La cultura de la corrupción

La cultura de la corrupción
Por Armando García

Hay un condicionamiento operante para el nacido acá en estas tierras. Desde pequeños vamos recibiendo una dosis ambiental para vivir bajo el más grande reflejo de nuestra identidad: la corruptela.

En las pláticas de sobremesa está siempre el redomado axioma: «tonto el que no roba» que también tiene sus equivalentes en aquellos aderezos verbales que justifican el desplume: «en arca abierta el justo peca». Y, si se agarra a alguien untado con la evidencia de las manos en la masa, siempre hay un defensor justificando la coima y el dolo: «en río revuelto, ganancia de pescadores».

Desde la teta se nos enseña a «ir por dentro». A estar con el serrucho listo para apropiarnos de la tablas generales de cualquier presupuesto. En otras palabras, todos vamos tras la «comisión», el «moje» e internacionalmente somos conocidos porque padecemos una gran sed. Siempre esperamos que nos den «algo para los refrescos».
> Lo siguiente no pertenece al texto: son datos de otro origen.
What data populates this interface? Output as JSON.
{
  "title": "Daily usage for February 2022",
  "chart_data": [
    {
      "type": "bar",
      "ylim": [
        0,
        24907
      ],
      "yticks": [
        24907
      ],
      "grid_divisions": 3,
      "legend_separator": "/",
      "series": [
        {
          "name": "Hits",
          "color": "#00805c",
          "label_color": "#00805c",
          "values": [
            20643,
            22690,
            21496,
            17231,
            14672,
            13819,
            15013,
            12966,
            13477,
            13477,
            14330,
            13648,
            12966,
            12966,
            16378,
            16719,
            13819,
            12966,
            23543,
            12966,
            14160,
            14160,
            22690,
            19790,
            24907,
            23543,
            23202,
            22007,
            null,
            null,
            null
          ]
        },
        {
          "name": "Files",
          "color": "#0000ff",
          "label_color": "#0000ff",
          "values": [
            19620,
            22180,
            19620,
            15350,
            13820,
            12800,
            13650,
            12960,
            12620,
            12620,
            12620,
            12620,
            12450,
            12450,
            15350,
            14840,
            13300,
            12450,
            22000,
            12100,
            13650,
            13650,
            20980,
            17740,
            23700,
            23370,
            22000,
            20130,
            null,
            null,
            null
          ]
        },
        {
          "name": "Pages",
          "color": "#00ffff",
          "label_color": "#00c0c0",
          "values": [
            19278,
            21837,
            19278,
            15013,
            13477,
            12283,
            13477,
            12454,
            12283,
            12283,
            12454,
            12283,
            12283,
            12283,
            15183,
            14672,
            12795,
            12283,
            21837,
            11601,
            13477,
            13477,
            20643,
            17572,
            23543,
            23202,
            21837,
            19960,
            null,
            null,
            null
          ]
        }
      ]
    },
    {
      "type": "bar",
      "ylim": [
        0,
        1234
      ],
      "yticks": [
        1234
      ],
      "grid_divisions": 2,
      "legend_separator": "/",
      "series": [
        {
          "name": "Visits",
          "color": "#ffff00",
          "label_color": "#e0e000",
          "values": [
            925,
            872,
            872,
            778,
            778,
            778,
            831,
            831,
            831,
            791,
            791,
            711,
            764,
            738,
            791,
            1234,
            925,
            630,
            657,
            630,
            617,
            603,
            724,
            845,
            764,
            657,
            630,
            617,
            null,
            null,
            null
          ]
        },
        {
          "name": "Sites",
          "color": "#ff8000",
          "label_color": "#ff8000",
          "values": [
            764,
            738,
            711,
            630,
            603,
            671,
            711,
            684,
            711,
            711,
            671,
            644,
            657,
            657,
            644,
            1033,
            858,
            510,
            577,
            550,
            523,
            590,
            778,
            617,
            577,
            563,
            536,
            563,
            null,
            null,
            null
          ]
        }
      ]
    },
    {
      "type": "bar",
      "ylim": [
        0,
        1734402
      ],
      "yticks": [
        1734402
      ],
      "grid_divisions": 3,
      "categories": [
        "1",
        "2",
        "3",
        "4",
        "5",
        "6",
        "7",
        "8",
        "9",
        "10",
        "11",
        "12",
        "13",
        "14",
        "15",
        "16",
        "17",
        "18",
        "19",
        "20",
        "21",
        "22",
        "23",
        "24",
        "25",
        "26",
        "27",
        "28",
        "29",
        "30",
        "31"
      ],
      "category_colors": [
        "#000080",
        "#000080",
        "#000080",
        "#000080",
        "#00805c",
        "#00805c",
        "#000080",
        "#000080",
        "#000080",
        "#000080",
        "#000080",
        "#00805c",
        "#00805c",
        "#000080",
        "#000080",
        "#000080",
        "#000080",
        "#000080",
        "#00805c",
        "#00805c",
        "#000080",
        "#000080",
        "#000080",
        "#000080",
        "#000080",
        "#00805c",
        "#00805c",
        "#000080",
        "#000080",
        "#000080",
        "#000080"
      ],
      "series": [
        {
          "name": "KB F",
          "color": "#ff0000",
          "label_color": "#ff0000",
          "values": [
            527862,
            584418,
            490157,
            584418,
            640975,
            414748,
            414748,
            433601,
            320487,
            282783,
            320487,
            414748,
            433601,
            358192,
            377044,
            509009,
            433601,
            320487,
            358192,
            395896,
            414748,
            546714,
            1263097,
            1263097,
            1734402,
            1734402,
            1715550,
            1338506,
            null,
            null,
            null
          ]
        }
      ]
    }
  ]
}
El párvulo se acostumbra a que su padre «hable» con el docente para «mejorar índices», para reponer notas, para obviar exámenes, para exonerar de castigos. En la escuela, entre los alumnos, es una sacrosanta institución la trampa a la hora de las pruebas, llamada, sagradamente, chepeo. Inclusive la práctica se ha extendido a las universidades. No es raro encontrar a un «respetable» docente de nivel primario o secundario —en función de alumno— desenrollando, cual acordeón, la respectiva «ayuda memoria» del papelito oculto bajo la manga o tatuado en el pernil faldero, desde la rodilla hasta la ingle, si de féminas se trata.

Si se tienen que conseguir trabajo hay que buscar a la mera riata, al tatascán, la palanca, la carta de recomendación, al influyente, a la mera verga, al dueño de partido, al compadre hablado, al «mero-mero». Aquí no valen títulos, méritos, grados, currículums, excelencia académica o experiencia laboral. Los perfiles que se buscan son otros.

Cuántos han resultado sobresalientes en un examen de aplicación para el puesto en cuestión o la beca al exterior o interior, pero, pronto, como salidos de la nada, un don Nadie o una agraciada Doña, ocupan el cargo propuesto. Sus méritos: soborno discretamente oportuno y, frecuentemente —natural entre nos— el pago en especie vía alcoba.

Las licitaciones, las ofertas de contratos, de empleos y servicios son nominales. Nada más por taparle el ojo al macho. Por el que dirán. Por cumplir con el formulismo legal. De antemano se sabe cómo se cuecen habas en este país.

Pero hay, sobre todo, un gran condicionador de la mentalidad de la corrupción, especialmente entre los jóvenes. Ellos ven que las grandes figuras políticas, culpables de los más escandalosos fraudes contra la sociedad, campean orondos por la tele, por las páginas de los periódicos y las revistas del corazón, recibidos en todas partes como los grandes señores, como aristócratas matronas, ufanándose de su impunidad, su inmunidad y seguros de que nunca la justicia les pedirá cuentas porque aquí —entre nos— la cárcel sólo alcanza al que se roba unas cuantas gallinas o un racimo de bananos. Los millonetas, de moneda mal habida, están tan seguros de que aquí no pasa nada.

Hay un ambiente generalizado que hace un panegírico a la corrupción. En ese caldo de cultivo ponen su cuota el cine pornográfico y violento; la holgazana y lacrimosa narcotelenovela de la sicaresca; la sanguinolenta y amarillista página periodística; el artificial bombo a las figuras del jet set internacional (prepagos, cantantes y artistas de poca valía, nobleza decrépita y decadente) y el sensacionalismo y la ponderación de la noticia hueca de duración efímera. En fin, toda aquella información que ponga como supremo valor en la vida el dinero abundante y fácil.

Contrastando con esta avalancha de cieno, el joven carece de paradigmas éticos. Los valores se han esfumado. No hay respeto a la institucionalidad. El espejo que tiene enfrente ya no es el del gran héroe de la historia. Su modelo es el triunfador de moda, El Hombre de Corruptonia (el capo, el extraditable, el politiquero mafioso, el narcocastrense, el jefe de pandilla de bajura y de altura, el hombre fuerte, el desalmado torcedor de la ley, el lana, el pillo de siete suelas) no importa el precio corrupto que haya tenido que pagar.